O repertório ainda fez um passeio pelo tempo, então temos as baladas poderosas dos anos 1960 e 1970, como “Eu Te Amo, Te Amo, Te Amo” e “Detalhes”; visitamos os momentos religiosos com “Nossa Senhora” e “Jesus Cristo” (que, curiosamente, é um dos momentos mais pop e dançantes do show, tanto que fez o público levantar de suas cadeiras); e ainda passeamos pelas poucas canções recentes de Roberto, então dá-lhe “Esse Cara Sou Eu”, “Eu Ofereço Flores” e “Bicho Solto” – faixa que há anos está para ser lançada, mas que ainda não ganhou lançamento oficial. Isso tudo, claro, nos arranjos mais caretas possíveis, ainda estamos falando de um especial de Roberto Carlos – quem espera outra coisa dele em 2024 está sonhando; não podemos mais esperar o Roberto das produções caprichadas dos anos 1970, ele não é mais isso há anos e tá tudo bem, ninguém comprou gato por lebre nesse show. O combo clássico é emoção, uma dose de cafonice e um caminhão de rosas. Mesmo na estrutura gigantesca do estádio, Roberto ainda deu um jeito de entregar suas rosas para as fãs que se aglomeraram na beira do palco. Para todos os outros, chuva de rosas nos quatro cantos do Allianz. Ok, eram pétalas feitas de papel, mas o efeito visual era de uma chuva de rosas vermelhas que emocionou o público e fez muita gente ficar catando “pétalas” pela arquibancada.

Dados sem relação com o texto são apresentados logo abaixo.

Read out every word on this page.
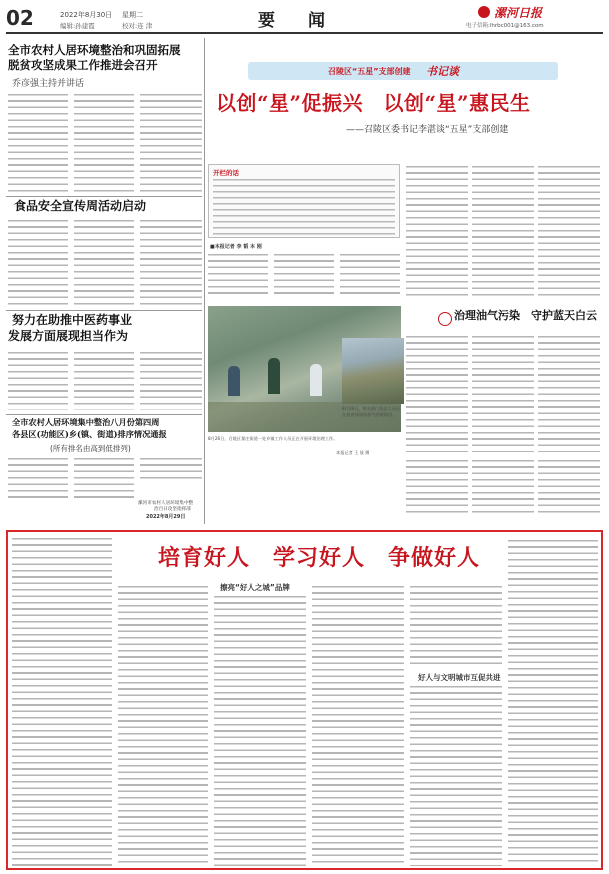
02	2022年8月30日 星期二
编辑:孙建霞	校对:连 津	要　闻	漯河日报
电子信箱:lhrbc001@163.com
全市农村人居环境整治和巩固拓展
脱贫攻坚成果工作推进会召开
乔彦强主持并讲话
食品安全宣传周活动启动
努力在助推中医药事业
发展方面展现担当作为
全市农村人居环境集中整治八月份第四周
各县区(功能区)乡(镇、街道)排序情况通报
(所有排名由高到低排列)
漯河市农村人居环境集中整
治百日攻坚指挥部
2022年8月29日
召陵区“五星”支部创建 书记谈
以创“星”促振兴　以创“星”惠民生
——召陵区委书记李湛谈“五星”支部创建
开栏的话
■本报记者 李 韬 本 刚
8月26日，召陵区翟庄街道一处乡镇工作人员正在开展环境治理工作。
本报记者 王 晟 摄
治理油气污染　守护蓝天白云
8月29日，相关部门执法人员正在检查加油站油气回收情况。
培育好人　学习好人　争做好人
擦亮“好人之城”品牌
好人与文明城市互促共进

Wanderléa e Roberto Carlos

Pra fechar, claro, temos que sempre celebrar a sagacidade dos ambulantes: camisetas, bandanas, faixas? Que nada! Na saída do show, a pedida eram rosas, pra ninguém voltar pra casa sem a sua. E sabe o que é pior? O clima do final do show te deixa tão alegre que dá vontade de sair comprando rosas para mãe, avó, tia e todo mundo mais. E foi isso que muita gente fez: eram mães e esposas e mulheres levando suas rosas brancas e vermelhas para casa; e mais, muitas saíam de mão cheia, com 4, 5, seus mini-buquês de lembrancinha. A memorabília de quem ficou firme em um show que começou pouco depois das 20h30 e se acabou quase 23h30 – na fila do banheiro masculino alguém brincava entre risadas “eles têm que entender que não pode fazer show de 2h30, 3h para esse público do cabelo branco”. Mas parte da mágica é essa, de algum modo há uma experiência de retroalimentação entre artista e público: aquelas pessoas se desafiam, se animam e se abrem para um show longo de arena tudo para ver seu ídolo, e esse mesmo ânimo transborda para Roberto Carlos, que, mesmo com suas limitações do tempo, parece se emocionar ao ainda receber tanto carinho.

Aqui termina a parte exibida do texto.